The Arkansas Razorback baseball team finds itself rounding out the college baseball season with solid wins against top programs and sitting on the bubble in terms of making it to post-season play for a run to Omaha.

This week, Baseball America’s Aaron Fitt analyzed the Razorbacks’ current situation and discovered how difficult it is to schedule midweek games of meaning to improve the team’s Ratings Percentage Index (RPI).

Fitt wrote, in part:

Ten weeks into the season, the RPI says Arkansas (No. 51) is on the bubble, even though the Hogs have won series against SEC powers Alabama, South Carolina and Vanderbilt, and faced Florida, Mississippi State and LSU on the road without getting swept. Arkansas is 8-7 against the top 25 in the RPI, giving it the third-most top 25 wins of any team (behind only Florida and Kentucky). The Hogs are 10-10 against the top 50.

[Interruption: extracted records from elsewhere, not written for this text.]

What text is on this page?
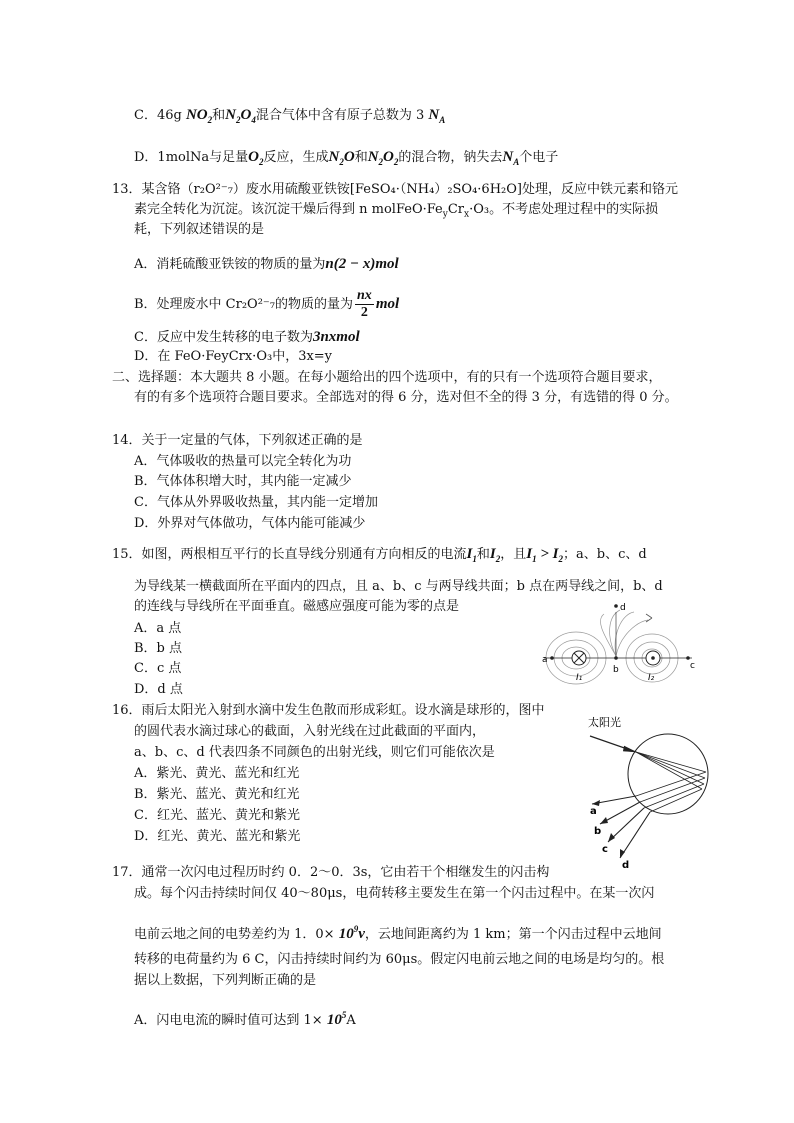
C．46g $NO_2$和$N_2O_4$混合气体中含有原子总数为 3 $N_A$
D．1molNa与足量$O_2$反应，生成$N_2O$和$N_2O_2$的混合物，钠失去$N_A$个电子
13．某含铬（r₂O²⁻₇）废水用硫酸亚铁铵[FeSO₄·（NH₄）₂SO₄·6H₂O]处理，反应中铁元素和铬元
素完全转化为沉淀。该沉淀干燥后得到 n $molFeO\cdot Fe_yCr_x\cdot O_3$。不考虑处理过程中的实际损
耗，下列叙述错误的是
A．消耗硫酸亚铁铵的物质的量为n(2 − x)mol
B．处理废水中 Cr₂O²⁻₇的物质的量为 $\frac{nx}{2}$ mol
C．反应中发生转移的电子数为3nxmol
D．在 FeO·FeyCrx·O₃中，3x=y
二、选择题：本大题共 8 小题。在每小题给出的四个选项中，有的只有一个选项符合题目要求，
有的有多个选项符合题目要求。全部选对的得 6 分，选对但不全的得 3 分，有选错的得 0 分。
14．关于一定量的气体，下列叙述正确的是
A．气体吸收的热量可以完全转化为功
B．气体体积增大时，其内能一定减少
C．气体从外界吸收热量，其内能一定增加
D．外界对气体做功，气体内能可能减少
15．如图，两根相互平行的长直导线分别通有方向相反的电流$I_1$和$I_2$，且$I_1 > I_2$；a、b、c、d
为导线某一横截面所在平面内的四点，且 a、b、c 与两导线共面；b 点在两导线之间，b、d
的连线与导线所在平面垂直。磁感应强度可能为零的点是
A．a 点
B．b 点
C．c 点
D．d 点
a
b	c
d
I₁	I₂
16．雨后太阳光入射到水滴中发生色散而形成彩虹。设水滴是球形的，图中
的圆代表水滴过球心的截面，入射光线在过此截面的平面内，
a、b、c、d 代表四条不同颜色的出射光线，则它们可能依次是
A．紫光、黄光、蓝光和红光
B．紫光、蓝光、黄光和红光
C．红光、蓝光、黄光和紫光
D．红光、黄光、蓝光和紫光
太阳光
a
b
c
d
17．通常一次闪电过程历时约 0．2～0．3s，它由若干个相继发生的闪击构
成。每个闪击持续时间仅 40～80μs，电荷转移主要发生在第一个闪击过程中。在某一次闪
电前云地之间的电势差约为 1．$0\times 10^9v$，云地间距离约为 1 km；第一个闪击过程中云地间
转移的电荷量约为 6 C，闪击持续时间约为 60μs。假定闪电前云地之间的电场是均匀的。根
据以上数据，下列判断正确的是
A．闪电电流的瞬时值可达到 $1\times 10^5A$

For Arkansas, scheduling midweek games is particularly challenging because an inane school policy prohibits the Razorbacks from playing other in-state opponents like Central Arkansas and Arkansas State, and Northwest Arkansas is an expensive place to fly into.

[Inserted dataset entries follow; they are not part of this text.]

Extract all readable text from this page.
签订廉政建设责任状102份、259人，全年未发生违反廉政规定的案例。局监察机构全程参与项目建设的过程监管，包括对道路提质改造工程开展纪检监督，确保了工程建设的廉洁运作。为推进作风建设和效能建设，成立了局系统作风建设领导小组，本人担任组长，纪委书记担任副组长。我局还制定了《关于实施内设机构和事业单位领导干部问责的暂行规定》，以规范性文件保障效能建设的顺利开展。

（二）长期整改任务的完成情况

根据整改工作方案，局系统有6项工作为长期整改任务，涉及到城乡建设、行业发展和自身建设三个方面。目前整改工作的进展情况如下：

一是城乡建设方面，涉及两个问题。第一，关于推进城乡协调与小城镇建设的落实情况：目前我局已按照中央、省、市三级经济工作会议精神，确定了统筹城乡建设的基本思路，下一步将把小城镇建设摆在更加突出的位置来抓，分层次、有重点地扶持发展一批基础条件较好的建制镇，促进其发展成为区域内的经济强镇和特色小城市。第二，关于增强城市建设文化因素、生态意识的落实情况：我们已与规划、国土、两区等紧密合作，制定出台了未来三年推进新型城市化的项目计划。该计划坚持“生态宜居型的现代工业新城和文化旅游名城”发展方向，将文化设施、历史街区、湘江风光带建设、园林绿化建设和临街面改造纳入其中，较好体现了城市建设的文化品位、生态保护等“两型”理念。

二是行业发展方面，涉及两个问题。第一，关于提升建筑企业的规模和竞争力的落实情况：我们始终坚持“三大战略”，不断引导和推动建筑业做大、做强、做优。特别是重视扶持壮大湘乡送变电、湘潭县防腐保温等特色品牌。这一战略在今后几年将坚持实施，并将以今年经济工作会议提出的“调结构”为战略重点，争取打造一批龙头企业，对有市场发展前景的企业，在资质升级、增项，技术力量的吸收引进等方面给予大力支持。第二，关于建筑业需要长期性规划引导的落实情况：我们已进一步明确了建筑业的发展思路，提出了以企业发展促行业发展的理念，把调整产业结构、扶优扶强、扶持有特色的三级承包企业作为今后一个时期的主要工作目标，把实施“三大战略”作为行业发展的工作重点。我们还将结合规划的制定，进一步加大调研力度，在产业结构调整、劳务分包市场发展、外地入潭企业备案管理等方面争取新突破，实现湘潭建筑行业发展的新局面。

“It’s hard for me to schedule midweek games,” Hogs coach Dave Van Horn said. “Nobody calls us to play us—nobody. Grambling says they’ll come in Tuesday-Wednesday, well that’s the Tuesday-Wednesday I can’t get anybody to play me. So I’ll get some freshmen some innings—what are you going to do? You’re killing your RPI.

“People say, ‘The bottom line is win games,’ but if you win them they don’t help you a lick,” Van Horn said.

Fitt points out the Razorbacks have gone so far as to travel to beef up it’s non-conference schedule and has played midweek series against UNLV and Nebraska this season.

“They played a three-game series against a South Alabama team that was a No. 2 seed in a regional last year,” Fitt wrote. “It’s not like the Hogs tried to load up with a soft nonconference schedule.”

However,  50 percent of the RPI formula is made up of an opponents’ winning percentage, so if your opponents have a losing record, your RPI takes a hit.

Fitt continues: “… Arkansas pays a huge price for playing five games against No. 295 Mississippi Valley State (3-29) and No. 300 Grambling State (12-26). As a result, Arkansas ranks 46th in strength of schedule. Remove the three games against MVSU, and its strength of schedule jumps to sixth. Take away the two games against Grambling, and it jumps to No. 1.”

For what it is worth, the Razorbacks weak out-of-conference schedule didn’t do the team any favors last season, either, as Jeff Reed wrote here.

Knowing all of this the question should be: Is it time for the Arkansas Razorbacks to play baseball against in-state schools, if for no other reason than to assist with RPI and avoid playing games against foes who actually hurt the Hogs’ chances at the post season?